Analysis of multivariate symbol statistics in primitive rational models
Massimiliano Goldwurm, Claudio Macci, Marco Vignati, Elena Villa
TL;DR
This work analyzes multivariate symbol-count statistics ${\bf Y}_n$ for words of length $n$ generated by a rational stochastic model with a primitive transition-weights matrix. It develops a quasi-power framework for the moment generating function, yielding precise asymptotics for means and covariances, a multivariate Gaussian limit with covariance $\Gamma$, a large deviation principle with speed $n$, and a novel moderate-deviation principle bridging the two regimes via the Gärtner–Ellis theorem. The results extend known univariate findings to the multivariate setting and provide a rigorous description of the fluctuation and tail behavior of symbol-count vectors in regular languages.
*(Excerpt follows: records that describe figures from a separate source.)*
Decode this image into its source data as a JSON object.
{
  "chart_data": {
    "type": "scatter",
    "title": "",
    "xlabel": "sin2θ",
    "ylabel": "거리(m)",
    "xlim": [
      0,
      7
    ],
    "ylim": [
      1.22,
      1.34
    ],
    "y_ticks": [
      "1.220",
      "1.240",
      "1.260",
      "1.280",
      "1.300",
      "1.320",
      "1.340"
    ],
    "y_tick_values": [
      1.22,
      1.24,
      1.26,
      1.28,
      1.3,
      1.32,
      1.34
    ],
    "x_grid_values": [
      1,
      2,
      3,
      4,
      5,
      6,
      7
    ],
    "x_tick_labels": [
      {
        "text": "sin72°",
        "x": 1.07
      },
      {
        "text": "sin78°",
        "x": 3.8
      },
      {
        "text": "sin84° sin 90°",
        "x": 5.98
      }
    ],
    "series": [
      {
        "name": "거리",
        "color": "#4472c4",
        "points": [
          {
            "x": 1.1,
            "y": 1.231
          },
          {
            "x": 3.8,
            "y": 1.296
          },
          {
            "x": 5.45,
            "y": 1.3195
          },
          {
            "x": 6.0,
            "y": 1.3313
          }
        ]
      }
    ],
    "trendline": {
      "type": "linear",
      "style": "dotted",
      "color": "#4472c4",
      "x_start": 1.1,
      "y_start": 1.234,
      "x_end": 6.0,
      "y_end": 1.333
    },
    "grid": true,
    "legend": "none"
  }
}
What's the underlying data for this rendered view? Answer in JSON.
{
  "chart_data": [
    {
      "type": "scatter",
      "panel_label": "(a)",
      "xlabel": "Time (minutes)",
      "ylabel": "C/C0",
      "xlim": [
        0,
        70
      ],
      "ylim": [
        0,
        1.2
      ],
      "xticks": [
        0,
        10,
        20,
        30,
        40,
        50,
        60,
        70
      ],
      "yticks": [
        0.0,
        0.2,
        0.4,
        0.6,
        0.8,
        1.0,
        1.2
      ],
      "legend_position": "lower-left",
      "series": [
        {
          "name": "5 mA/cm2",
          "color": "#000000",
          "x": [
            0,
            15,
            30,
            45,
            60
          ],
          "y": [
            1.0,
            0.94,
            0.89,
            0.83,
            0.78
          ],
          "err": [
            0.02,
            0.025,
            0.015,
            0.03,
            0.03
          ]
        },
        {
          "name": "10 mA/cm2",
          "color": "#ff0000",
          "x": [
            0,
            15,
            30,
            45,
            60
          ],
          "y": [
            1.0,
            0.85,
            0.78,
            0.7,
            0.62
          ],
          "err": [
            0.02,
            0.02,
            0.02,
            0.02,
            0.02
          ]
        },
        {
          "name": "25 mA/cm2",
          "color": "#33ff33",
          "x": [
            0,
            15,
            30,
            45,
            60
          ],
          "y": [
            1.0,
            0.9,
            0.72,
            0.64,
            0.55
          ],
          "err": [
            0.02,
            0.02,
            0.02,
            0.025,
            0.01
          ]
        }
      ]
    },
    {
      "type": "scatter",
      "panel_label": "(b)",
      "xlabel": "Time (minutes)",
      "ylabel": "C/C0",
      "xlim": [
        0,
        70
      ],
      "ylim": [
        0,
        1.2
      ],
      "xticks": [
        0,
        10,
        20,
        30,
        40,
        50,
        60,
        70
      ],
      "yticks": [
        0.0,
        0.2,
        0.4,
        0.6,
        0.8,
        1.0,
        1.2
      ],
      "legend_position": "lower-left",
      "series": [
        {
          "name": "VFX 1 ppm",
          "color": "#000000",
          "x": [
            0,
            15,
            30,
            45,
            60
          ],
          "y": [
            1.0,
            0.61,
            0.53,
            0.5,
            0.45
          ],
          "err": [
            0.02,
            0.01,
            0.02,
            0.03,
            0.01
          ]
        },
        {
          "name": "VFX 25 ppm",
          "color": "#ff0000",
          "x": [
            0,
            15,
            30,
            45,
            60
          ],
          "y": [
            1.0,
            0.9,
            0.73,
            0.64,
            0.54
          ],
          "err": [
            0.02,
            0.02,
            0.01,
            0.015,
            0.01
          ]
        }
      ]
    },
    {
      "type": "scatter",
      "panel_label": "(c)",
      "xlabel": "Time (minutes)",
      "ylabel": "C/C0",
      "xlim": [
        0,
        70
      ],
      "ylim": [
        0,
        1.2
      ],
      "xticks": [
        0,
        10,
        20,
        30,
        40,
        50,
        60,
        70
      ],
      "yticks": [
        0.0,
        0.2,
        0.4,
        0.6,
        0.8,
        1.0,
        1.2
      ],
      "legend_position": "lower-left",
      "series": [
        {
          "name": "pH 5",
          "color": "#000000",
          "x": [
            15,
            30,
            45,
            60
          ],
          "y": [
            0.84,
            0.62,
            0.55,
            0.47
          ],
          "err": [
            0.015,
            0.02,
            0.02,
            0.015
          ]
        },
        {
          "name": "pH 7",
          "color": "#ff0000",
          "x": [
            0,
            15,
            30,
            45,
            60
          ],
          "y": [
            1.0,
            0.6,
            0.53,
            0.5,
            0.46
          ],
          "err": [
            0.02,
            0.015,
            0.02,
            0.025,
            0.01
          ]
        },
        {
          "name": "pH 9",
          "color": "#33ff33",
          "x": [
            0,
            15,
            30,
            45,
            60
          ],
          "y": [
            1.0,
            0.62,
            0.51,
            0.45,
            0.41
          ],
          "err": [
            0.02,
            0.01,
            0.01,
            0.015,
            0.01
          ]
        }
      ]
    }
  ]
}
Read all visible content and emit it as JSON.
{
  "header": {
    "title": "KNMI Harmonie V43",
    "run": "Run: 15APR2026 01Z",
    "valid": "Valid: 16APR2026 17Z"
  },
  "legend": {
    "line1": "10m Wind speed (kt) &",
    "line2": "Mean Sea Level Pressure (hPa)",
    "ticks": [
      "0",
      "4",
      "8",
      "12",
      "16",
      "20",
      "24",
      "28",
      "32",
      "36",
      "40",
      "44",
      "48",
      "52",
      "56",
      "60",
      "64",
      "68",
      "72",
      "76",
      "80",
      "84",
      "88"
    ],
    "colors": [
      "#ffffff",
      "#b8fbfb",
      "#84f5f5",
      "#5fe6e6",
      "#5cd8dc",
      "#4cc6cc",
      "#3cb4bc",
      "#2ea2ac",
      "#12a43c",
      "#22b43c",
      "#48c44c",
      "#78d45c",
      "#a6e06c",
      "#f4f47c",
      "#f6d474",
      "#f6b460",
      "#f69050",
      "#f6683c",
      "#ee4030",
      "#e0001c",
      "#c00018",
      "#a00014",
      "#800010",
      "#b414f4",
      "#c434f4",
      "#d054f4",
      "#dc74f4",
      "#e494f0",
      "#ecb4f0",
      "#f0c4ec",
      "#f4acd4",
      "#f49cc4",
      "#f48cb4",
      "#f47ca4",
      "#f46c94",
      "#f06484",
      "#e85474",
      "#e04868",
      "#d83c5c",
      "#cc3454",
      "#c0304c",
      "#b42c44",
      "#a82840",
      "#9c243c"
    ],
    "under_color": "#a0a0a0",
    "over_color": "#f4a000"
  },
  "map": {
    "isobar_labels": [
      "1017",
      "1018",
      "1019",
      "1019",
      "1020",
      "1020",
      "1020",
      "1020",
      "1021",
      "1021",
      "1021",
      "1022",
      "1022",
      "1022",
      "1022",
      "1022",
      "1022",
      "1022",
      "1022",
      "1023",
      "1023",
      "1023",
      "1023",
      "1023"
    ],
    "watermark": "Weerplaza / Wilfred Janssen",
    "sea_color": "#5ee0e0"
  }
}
The methods rely on Perron–Frobenius theory, analytic perturbations of $M({\bf t})$, and convex-analytic large deviation techniques with explicit rate functions.
Abstract
We study the asymptotic behaviour of sequences of multivariate random variables representing the number of occurrences of a given set of symbols in a word of length $n$ generated at random according to a rational stochastic model. Assuming primitive the matrix of the total weights of transitions of the model, we first determine asymptotic expressions for the mean values and the covariances of such statistics. Then we establish two asymptotic results that generalize known univariate cases to different regimes: a large deviation principle with speed $n$, implying almost sure convergence, and a multivariate Gaussian limit. Additionally, we introduce a novel moderate deviation result as a bridge between these regimes. Central to our proofs is a quasi-power property for the moment generating function of the statistics, allowing us to employ the Gärtner-Ellis Theorem for both large and moderate deviations.